Comment 5 Jeroen Roovers (RETIRED) gentoo-dev 2020-06-27 05:04:37 UTC
(In reply to Tomáš Mózes from comment #0)
> Needed by newer kibana, thanks.

Does it need the 10 branch exactly?
Comment 6 Tomáš Mózes 2020-06-27 07:33:03 UTC
I know that version 10 is in maintenance mode, but it's an LTS and kibana uses it too. Since our devs are still on version 10 too, I'm keeping version 10 everywhere (for our apps and kibana too).

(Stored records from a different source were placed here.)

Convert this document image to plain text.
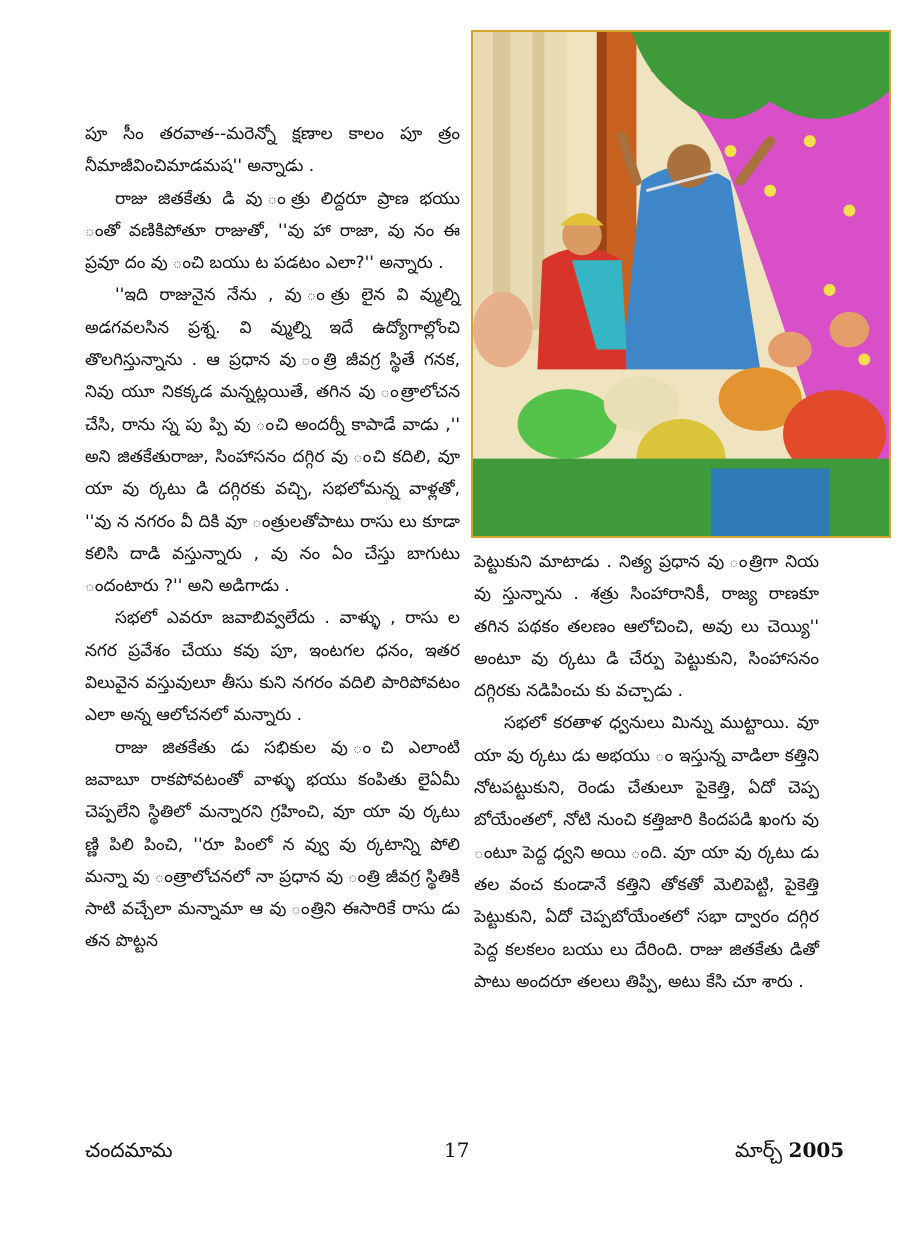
పూ సీం తరవాత--మరెన్నో క్షణాల కాలం పూ త్రం నీమాజీవించిమాడమష'' అన్నాడు .

రాజు జితకేతు డి వు ంత్రు లిద్దరూ ప్రాణ భయు ంతో వణికిపోతూ రాజుతో, ''వు హా రాజా, వు నం ఈ ప్రవూ దం వు ంచి బయు ట పడటం ఎలా?'' అన్నారు .

''ఇది రాజునైన నేను , వు ంత్రు లైన వి వ్ముల్ని అడగవలసిన ప్రశ్న. వి వ్ముల్ని ఇదే ఉద్యోగాల్లోంచి తొలగిస్తున్నాను . ఆ ప్రధాన వు ంత్రి జీవగ్ర స్థితే గనక, నివు యూ నికక్కడ మన్నట్లయితే, తగిన వు ంత్రాలోచన చేసి, రాను స్న పు ప్పి వు ంచి అందర్నీ కాపాడే వాడు ,'' అని జితకేతురాజు, సింహాసనం దగ్గిర వు ంచి కదిలి, వూ యా వు ర్కటు డి దగ్గిరకు వచ్చి, సభలోమన్న వాళ్లతో, ''వు న నగరం వీ దికి వూ ంత్రులతోపాటు రాసు లు కూడా కలిసి దాడి వస్తున్నారు , వు నం ఏం చేస్తు బాగుటు ందంటారు ?'' అని అడిగాడు .

సభలో ఎవరూ జవాబివ్వలేదు . వాళ్ళు , రాసు ల నగర ప్రవేశం చేయు కవు పూ, ఇంటగల ధనం, ఇతర విలువైన వస్తువులూ తీసు కుని నగరం వదిలి పారిపోవటం ఎలా అన్న ఆలోచనలో మన్నారు .

రాజు జితకేతు డు సభికుల వు ంచి ఎలాంటి జవాబూ రాకపోవటంతో వాళ్ళు భయు కంపితు లైఏమీ చెప్పలేని స్థితిలో మన్నారని గ్రహించి, వూ యా వు ర్కటు ణ్ణి పిలి పించి, ''రూ పింలో న వ్వు వు ర్కటాన్ని పోలి మన్నా వు ంత్రాలోచనలో నా ప్రధాన వు ంత్రి జీవగ్ర స్థితికి సాటి వచ్చేలా మన్నామా ఆ వు ంత్రిని ఈసారికే రాసు డు తన పొట్టన

పెట్టుకుని మాటాడు . నిత్య ప్రధాన వు ంత్రిగా నియ వు స్తున్నాను . శత్రు సింహారానికీ, రాజ్య రాణకూ తగిన పథకం తలణం ఆలోచించి, అవు లు చెయ్యి'' అంటూ వు ర్కటు డి చేర్పు పెట్టుకుని, సింహాసనం దగ్గిరకు నడిపించు కు వచ్చాడు .

సభలో కరతాళ ధ్వనులు మిన్ను ముట్టాయి. వూ యా వు ర్కటు డు అభయు ం ఇస్తున్న వాడిలా కత్తిని నోటపట్టుకుని, రెండు చేతులూ పైకెత్తి, ఏదో చెప్ప బోయేంతలో, నోటి నుంచి కత్తిజారి కిందపడి ఖంగు వు ంటూ పెద్ద ధ్వని అయి ంది. వూ యా వు ర్కటు డు తల వంచ కుండానే కత్తిని తోకతో మెలిపెట్టి, పైకెత్తి పెట్టుకుని, ఏదో చెప్పబోయేంతలో సభా ద్వారం దగ్గిర పెద్ద కలకలం బయు లు దేరింది. రాజు జితకేతు డితో పాటు అందరూ తలలు తిప్పి, అటు కేసి చూ శారు .

చందమామ	17	మార్చ్ 2005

Kibana bundles version 10: https://github.com/elastic/kibana/blob/master/package.json#L511

If we remove it, I'll have to include the bundled version.

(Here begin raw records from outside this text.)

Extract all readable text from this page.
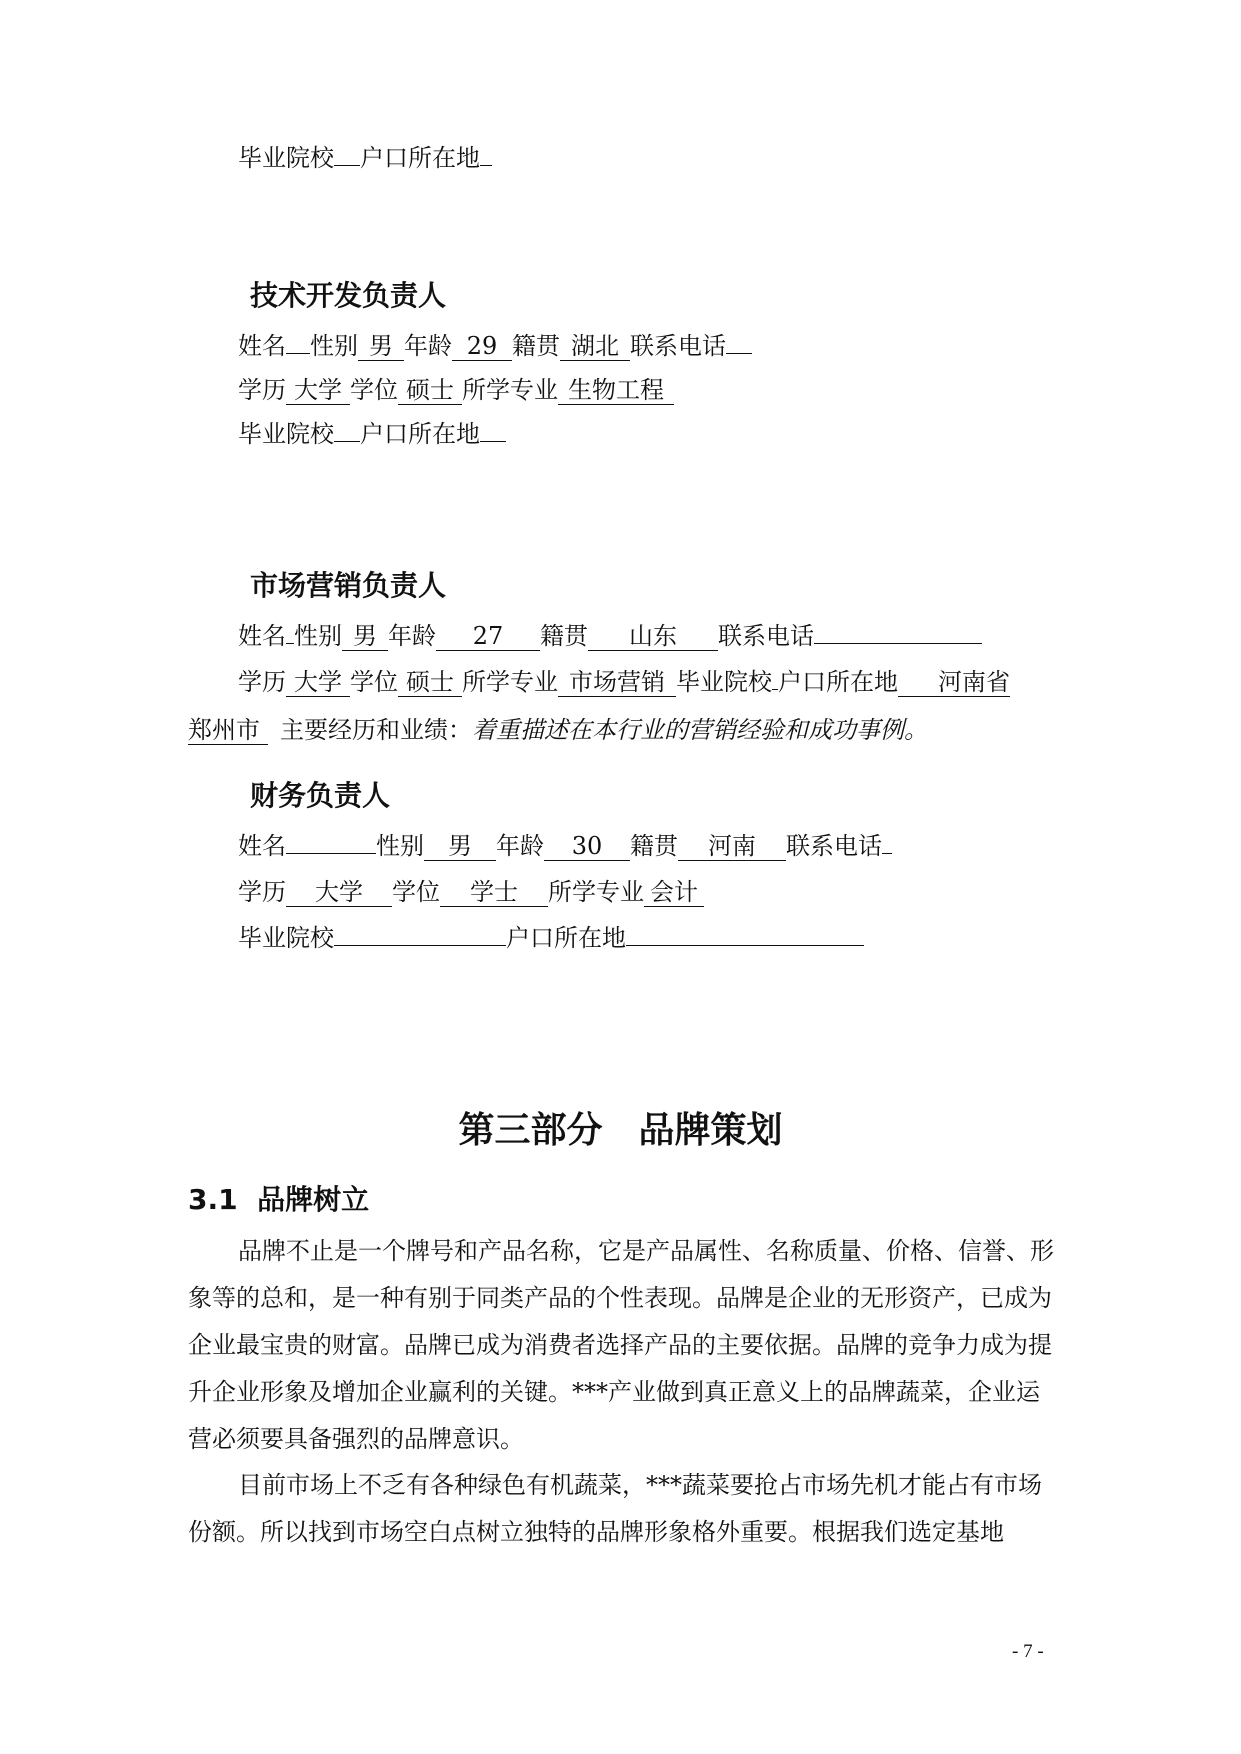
毕业院校 户口所在地

技术开发负责人

姓名 性别 男 年龄 29 籍贯 湖北 联系电话

学历 大学 学位 硕士 所学专业 生物工程

毕业院校 户口所在地

市场营销负责人

姓名 性别 男 年龄 27 籍贯 山东 联系电话

学历 大学 学位 硕士 所学专业 市场营销 毕业院校 户口所在地 河南省

郑州市 主要经历和业绩：着重描述在本行业的营销经验和成功事例。

财务负责人

姓名	性别 男 年龄 30 籍贯 河南 联系电话

学历 大学 学位 学士 所学专业 会计

毕业院校	户口所在地

第三部分　品牌策划
3.1  品牌树立

品牌不止是一个牌号和产品名称，它是产品属性、名称质量、价格、信誉、形象等的总和，是一种有别于同类产品的个性表现。品牌是企业的无形资产，已成为企业最宝贵的财富。品牌已成为消费者选择产品的主要依据。品牌的竞争力成为提升企业形象及增加企业赢利的关键。***产业做到真正意义上的品牌蔬菜，企业运营必须要具备强烈的品牌意识。

目前市场上不乏有各种绿色有机蔬菜，***蔬菜要抢占市场先机才能占有市场份额。所以找到市场空白点树立独特的品牌形象格外重要。根据我们选定基地

- 7 -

Can we please keep version 10 in portage (even just in ~arch) until there are new releases for it? Thanks
Comment 7 Jeroen Roovers (RETIRED) gentoo-dev 2020-06-27 09:40:17 UTC
(In reply to Tomáš Mózes from comment #6)
> I know that version 10 is in maintenance mode, but it's an LTS and kibana
> uses it too. Since our devs are still on version 10 too, I'm keeping version
> 10 everywhere (for our apps and kibana too).
> 
> Kibana bundles version 10:
> https://github.com/elastic/kibana/blob/master/package.json#L511

But the kibana-bin ebuilds set no such restriction on the branch:

ebuildvar RDEPEND |grep nodejs
kibana-bin-6.8.8.ebuild : RDEPEND -=- >=net-libs/nodejs-10.15.2
kibana-bin-7.6.2.ebuild : RDEPEND -=- >=net-libs/nodejs-10.15.2
kibana-bin-7.7.0.ebuild : RDEPEND -=- >=net-libs/nodejs-10.19.0
kibana-bin-7.8.0.ebuild : RDEPEND -=- >=net-libs/nodejs-10.21.0

> If we remove it, I'll have to include the bundled version.

I don't see a problem there. It's a non-source distribution already.

> Can we please keep version 10 in portage (even just in ~arch) until there
> are new releases for it? Thanks

Well, we can review and discuss it and keep this bug open for that purpose, I guess.
Comment 8 Tomáš Mózes 2020-06-29 04:51:50 UTC
(In reply to Jeroen Roovers from comment #7)
> (In reply to Tomáš Mózes from comment #6)
> > I know that version 10 is in maintenance mode, but it's an LTS and kibana
> > uses it too. Since our devs are still on version 10 too, I'm keeping version
> > 10 everywhere (for our apps and kibana too).
> > 
> > Kibana bundles version 10:
> > https://github.com/elastic/kibana/blob/master/package.json#L511
> 
> But the kibana-bin ebuilds set no such restriction on the branch:
> 
> ebuildvar RDEPEND |grep nodejs
> kibana-bin-6.8.8.ebuild : RDEPEND -=- >=net-libs/nodejs-10.15.2
> kibana-bin-7.6.2.ebuild : RDEPEND -=- >=net-libs/nodejs-10.15.2
> kibana-bin-7.7.0.ebuild : RDEPEND -=- >=net-libs/nodejs-10.19.0
> kibana-bin-7.8.0.ebuild : RDEPEND -=- >=net-libs/nodejs-10.21.0

Kibana may work with newer nodejs versions, but we had reports from the past that some plugins were broken afterwards. That's why I set the version from the release, but accept newer too if it works for someone.

> 
> > If we remove it, I'll have to include the bundled version.
> 
> I don't see a problem there. It's a non-source distribution already.
> 
> > Can we please keep version 10 in portage (even just in ~arch) until there
> > are new releases for it? Thanks
> 
> Well, we can review and discuss it and keep this bug open for that purpose,
> I guess.

If you don't want to keep up version 10, I can do the version bumps (keeping just ~arch). I think it's better to have a single version in portage than a few in random overlays.
Comment 9 Tomáš Mózes 2020-06-30 10:09:19 UTC
Closing as it's in tree.

Jeroen, feel free to ping me about the 10.x branch in Gentoo.